Whoops!
Looks like this is lost, due to the symmetric nature of Decker-Wattenhofer. With the scheme proposed in this writeup as-is, every participant, including the LSPs individually, get a signed copy of the kickoff transaction, and can unilaterally exit without permission from any of the other members.
As noted, the goal of this construction is to reduce censorship risk by reducing funds loss risk for LSPs. The original Poon-Dryja-based MultiChannel construction put significant funds loss risk for the LSPs, meaning that the most likely setup was a single corporation setting up multiple LSPs and only allowing MultiChannels for the LSPs it set up. This puts Ursula at significant risk of being censored if that single corporation is pressured to censor her.
If any single LSP can unilaterally exit the MultiChannel anyway, then the same censorship risk is still present.
To ameliorate this, I propose returning the asymmetric nature of Poon-Dryja.
Instead of a single chain of transactions funding→kickoff→decrementing-nSequence→…→decrementing-nSequence→Spilman complex, we have two chains:
- Ursula-side chain: funding→Ursula kickoff→decrementing-
nSequence→…→decrementing-nSequence→Spilman complex - LSPs-side chain: funding→LSPs kickoff→decrementing-
nSequence→…→decrementing-nSequence→Spilman complex
The Ursula kickoff is signed as an n-of-n of Ursula and the LSPs Alice, Bob, and Carol. All the subsequent transactions are also signed as n-of-n of all participants, with the Spilman Complex dividing out the funds into the Spilman channels with varying signing protocols as discussed in the main text.
The LSP-side kickoff is signed with two sets of signatures:
- Funds safety set: n-of-n of Ursula and the LSPs Alice, Bob, and Carol
- Unilateral exit set: k-of-n of the LSPs Alice, Bob, and Carol
Subsequent transactions in the LSPs-side chain are all signed as n-of-n of all participants, with the Spilman Complex yada yada.
For the kickoff transactions only, the LSPs provide signatures for the Ursula kickoff, while Ursula provides its signature for the LSPs kickoff.

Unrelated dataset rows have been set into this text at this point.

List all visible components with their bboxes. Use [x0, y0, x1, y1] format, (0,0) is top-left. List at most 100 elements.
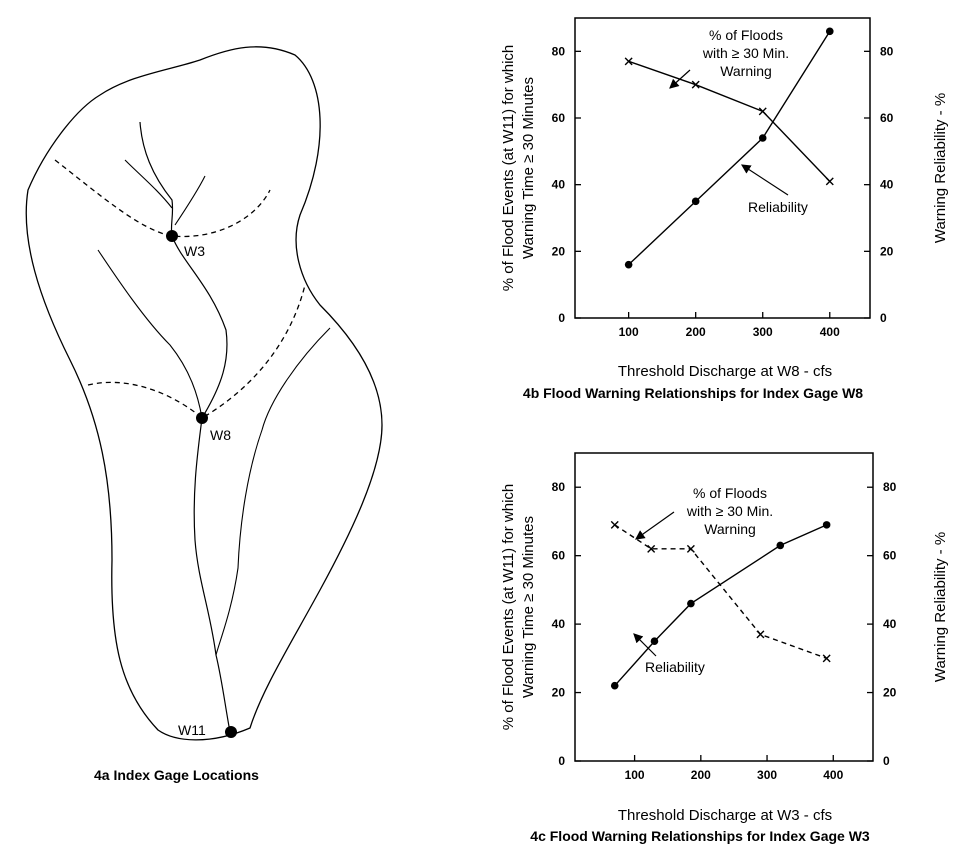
y2-tick-label: 80	[883, 480, 897, 494]
y2-tick-label: 60	[883, 549, 897, 563]
main-stream	[139, 121, 231, 733]
stream-w3-branch-b	[174, 175, 206, 226]
y-tick-group: 0 20 40 60 80	[552, 44, 581, 325]
plot-frame	[574, 17, 871, 319]
watershed-boundary	[25, 46, 383, 741]
annotation-reliability: Reliability	[748, 199, 808, 215]
annotation-floods-arrow	[635, 511, 675, 540]
point-floods	[758, 107, 767, 116]
point-reliability	[776, 541, 785, 550]
y2-axis-label: Warning Reliability - %	[932, 532, 949, 682]
point-floods	[624, 57, 633, 66]
annotation-floods-line-3: Warning	[704, 521, 756, 537]
point-reliability	[825, 27, 834, 36]
y-tick-label: 20	[552, 686, 566, 700]
x-tick-label: 100	[619, 325, 639, 339]
y-tick-label: 80	[552, 44, 566, 58]
y2-tick-group: 0 20 40 60 80	[864, 44, 894, 325]
y-tick-label: 60	[552, 549, 566, 563]
gage-w3-label: W3	[184, 243, 205, 259]
annotation-reliability: Reliability	[645, 659, 705, 675]
x-tick-group: 100 200 300 400	[625, 755, 844, 782]
y2-tick-label: 80	[880, 44, 894, 58]
gage-w8-marker	[196, 412, 208, 424]
annotation-floods-line-2: with ≥ 30 Min.	[702, 45, 789, 61]
point-floods	[822, 654, 831, 663]
chart-caption: 4c Flood Warning Relationships for Index…	[530, 828, 870, 844]
gage-w3-marker	[166, 230, 178, 242]
annotation-floods-line-1: % of Floods	[693, 485, 767, 501]
y2-tick-label: 0	[880, 311, 887, 325]
y2-tick-label: 40	[883, 617, 897, 631]
x-axis-label: Threshold Discharge at W3 - cfs	[618, 807, 832, 824]
subbasin-divide-w8	[87, 284, 306, 419]
stream-w3-branch-a	[124, 159, 173, 209]
watershed-map: W3 W8 W11 4a Index Gage Locations	[25, 46, 383, 783]
x-tick-label: 400	[820, 325, 840, 339]
y-tick-label: 80	[552, 480, 566, 494]
y2-tick-label: 20	[880, 244, 894, 258]
series-line-floods	[628, 60, 831, 182]
point-reliability	[610, 681, 619, 690]
point-reliability	[822, 521, 831, 529]
x-axis-label: Threshold Discharge at W8 - cfs	[618, 363, 832, 380]
map-caption: 4a Index Gage Locations	[94, 767, 259, 783]
annotation-reliability-arrow	[633, 633, 657, 657]
x-tick-label: 200	[691, 768, 711, 782]
point-floods	[691, 80, 700, 89]
y2-tick-label: 40	[880, 178, 894, 192]
series-line-floods	[614, 524, 827, 659]
point-reliability	[691, 197, 700, 206]
point-floods	[825, 177, 834, 186]
y-axis-label-line-2: Warning Time ≥ 30 Minutes	[520, 516, 537, 698]
series-layer	[624, 27, 834, 269]
point-floods	[686, 544, 695, 553]
annotation-floods-line-3: Warning	[720, 63, 772, 79]
x-tick-label: 100	[625, 768, 645, 782]
y-tick-label: 0	[558, 754, 565, 768]
gage-w11-marker	[225, 726, 237, 738]
y-tick-label: 40	[552, 178, 566, 192]
chart-caption: 4b Flood Warning Relationships for Index…	[523, 385, 863, 401]
y-tick-label: 40	[552, 617, 566, 631]
point-floods	[647, 544, 656, 553]
annotation-floods-arrow	[669, 69, 691, 89]
x-tick-group: 100 200 300 400	[619, 312, 840, 339]
gage-w11-label: W11	[178, 722, 206, 738]
point-reliability	[624, 260, 633, 269]
point-reliability	[758, 134, 767, 142]
point-reliability	[687, 599, 695, 608]
y2-tick-label: 20	[883, 686, 897, 700]
x-tick-label: 400	[823, 768, 843, 782]
annotation-floods-line-1: % of Floods	[709, 27, 783, 43]
point-reliability	[650, 637, 659, 646]
x-tick-label: 200	[686, 325, 706, 339]
y-tick-label: 0	[558, 311, 565, 325]
subbasin-divide-w3	[54, 159, 271, 238]
y-axis-label-line-1: % of Flood Events (at W11) for which	[500, 484, 517, 730]
series-line-reliability	[628, 30, 831, 266]
y2-axis-label: Warning Reliability - %	[932, 93, 949, 243]
y2-tick-group: 0 20 40 60 80	[867, 480, 897, 768]
y2-tick-label: 0	[883, 754, 890, 768]
annotation-floods-line-2: with ≥ 30 Min.	[686, 503, 773, 519]
plot-frame	[574, 452, 874, 762]
y-axis-label-line-1: % of Flood Events (at W11) for which	[500, 45, 517, 291]
chart-4b: 100 200 300 400 0 20 40 60 80 0 20 40 60 80 % of Fl…	[500, 17, 949, 401]
series-layer	[610, 520, 831, 690]
y2-tick-label: 60	[880, 111, 894, 125]
y-axis-label-line-2: Warning Time ≥ 30 Minutes	[520, 77, 537, 259]
y-tick-label: 20	[552, 244, 566, 258]
annotation-reliability-arrow	[740, 164, 789, 196]
x-tick-label: 300	[753, 325, 773, 339]
chart-4c: 100 200 300 400 0 20 40 60 80 0 20 40 60 80 % of Fl…	[500, 452, 949, 844]
x-tick-label: 300	[757, 768, 777, 782]
stream-east-tributary	[215, 327, 331, 656]
gage-w8-label: W8	[210, 427, 231, 443]
point-floods	[610, 520, 619, 529]
point-floods	[756, 630, 765, 639]
y-tick-group: 0 20 40 60 80	[552, 480, 581, 768]
stream-west-tributary	[97, 249, 203, 419]
y-tick-label: 60	[552, 111, 566, 125]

For all other dependent transactions, all participants have to share full sets of signatures at setup time and at each Cleanup/Onchain Cleanup (Spilman channels are great in that they do not need pre-signed transactions now since OP_CHECKLOCKTIMEVERIFY and OP_CHECKSEQUENCEVERIFY activation…. I miss the good old days when we could still add opcodes. I sometimes hallucinate that people are still working on covenant opcodes, even).